L’histoire du rock indépendant est une succession de petites victoires et de grandes défaites. Le nombre des groupes qui sont tombés au champ/chant d’honneur avant d’avoir existé ou révélé leur potentiel est aussi grand, dit-on, que celui des étoiles dans le ciel. Les groupes apparaissent, s’enthousiasment, signent quelques beaux morceaux et meurent, séparés, explosés, abîmés par le manque de succès avant d’être réaspirés par la vie. Le line up change. L’orientation artistique évolue et les hommes se dispersent, remballant chacun leur part de rêve dans la musette. Herissonic est un groupe qui a évolué pendant quatre années au Mans et à sa périphérie. Bâti autour d’un chanteur compositeur professeur de lettres qui lui donne sa saveur poétique, le groupe a annoncé sa séparation de manière discrète sur les réseaux sociaux quelques semaines après la sortie de ce qui constituera à jamais son second album. Les groupes amateurs se reforment rarement.

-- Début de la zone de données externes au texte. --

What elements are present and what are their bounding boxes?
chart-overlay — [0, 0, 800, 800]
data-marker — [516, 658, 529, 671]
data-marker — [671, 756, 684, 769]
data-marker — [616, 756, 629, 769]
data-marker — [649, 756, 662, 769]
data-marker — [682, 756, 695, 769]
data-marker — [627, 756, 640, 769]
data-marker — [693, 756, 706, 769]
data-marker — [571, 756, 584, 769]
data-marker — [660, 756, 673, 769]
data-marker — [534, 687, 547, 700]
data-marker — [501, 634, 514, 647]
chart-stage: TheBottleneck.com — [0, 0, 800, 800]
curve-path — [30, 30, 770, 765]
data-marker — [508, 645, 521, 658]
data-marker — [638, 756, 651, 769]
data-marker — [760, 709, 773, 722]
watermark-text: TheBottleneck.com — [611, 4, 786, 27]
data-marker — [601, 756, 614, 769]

Prozopop est ainsi le témoignage posthume de la réunion de quelques hommes (Benoît Daudibon, Cebirth, Manu K et Hugues Henry), assemblés pour jouer de la musique. L’album vaut beaucoup mieux que sa pochette. Prozopop ne respire pas les grands moyens (la production est correcte néanmoins) mais ne manque pas de qualités. L’album démarre avec Avant la Nuit, un morceau magnifique et au texte inspiré et prophétique : « Nous ne marcherons plus ensemble/ Sur les remparts de nos vanités/ Je partirai où bon me semble/ Des étoiles noires dans mes poches crevées/ Avant que la nuit nous efface/ Avant que la nuit nous refasse ». Le chant d’Hugues Henry n’est pas toujours maîtrisé mais il accède le plus souvent ici à une justesse et à une émotion qui lui sont propres. Les claviers et synthés qui portaient les précédentes compositions du groupe travaillent sur celles-ci plus en enluminures et cela confère à l’ensemble un sentiment de mélancolie. Le son vintage est efficace et sert à merveille des mélodies simples et élégantes. Nos personnages dégage une belle tendresse synth pop, tout à fait adaptée au texte de Hugues Henry. Le chanteur abandonne régulièrement sa zone de confort pour quelques audaces vocales. Son registre s’élargit et permet à Herissonic de proposer une musique plus riche et variée que par le passé. Certaines compositions peinent à décoller (le très moyen 13 novembre) mais les plus réussies sont réellement épatantes qu’elles soient pop comme l’impeccable Le trou bleu, synth pop comme le beau Mauvais sang, ou résolument intimistes comme le splendide Nu l’écho. Ce morceau est une pure merveille de composition et de simplicité.
Le talent d’Henry, dont la poésie mêle un certain sens de l’engagement et des images souvent bien trouvées autour des éléments naturels, s’exprime également dans l’ample mouvement du Grand dehors, la chanson qui clôt l’album. Avec ces 5 minutes et 43 secondes, il est bien qu’Herissonic referme ses œuvres enregistrées avec un titre aussi puissant et compact. Le groupe, organisé partout ailleurs autour du phrasé de son chanteur et du sens porté par le texte, y apparaît plus soudé et libre que jamais. Les guitares prennent enfin l’espace pour s’ébrouer et donner un impact rock et une amplitude qui ont pu manquer par le passé. Avec Mauvais Sang, la Violence ou encore Tout le monde, Herissonic réalise son modeste projet d’un rock français joueur et en même temps incisif, un rock littéraire et en même temps assez primitif. Prozopop est à cet égard, avec ses faiblesses, un chant du cygne admirable.
On imagine que d’ici quelques années il y aura bien quelques personnes pour se souvenir de ce groupe, de ses passages sur scène et de son allure abattue et fière à la fois. C’est la loi du sport : on se souvient tout en oubliant. Le temps passe et il ne reste que les souvenirs. Herissonic aura fait son petit chemin de bord de route avant de glisser dans le bas-côté. On pourra dire d’eux qu’ils portaient bien leur nom. Pattes roses, truffe tendre et détermination. Herissonic Youth, comme disaient les farceurs. L’histoire du rock indépendant tient sur la succession de ces petites histoires nobles. Elles finissent mal en général. C’est ça qui est bien.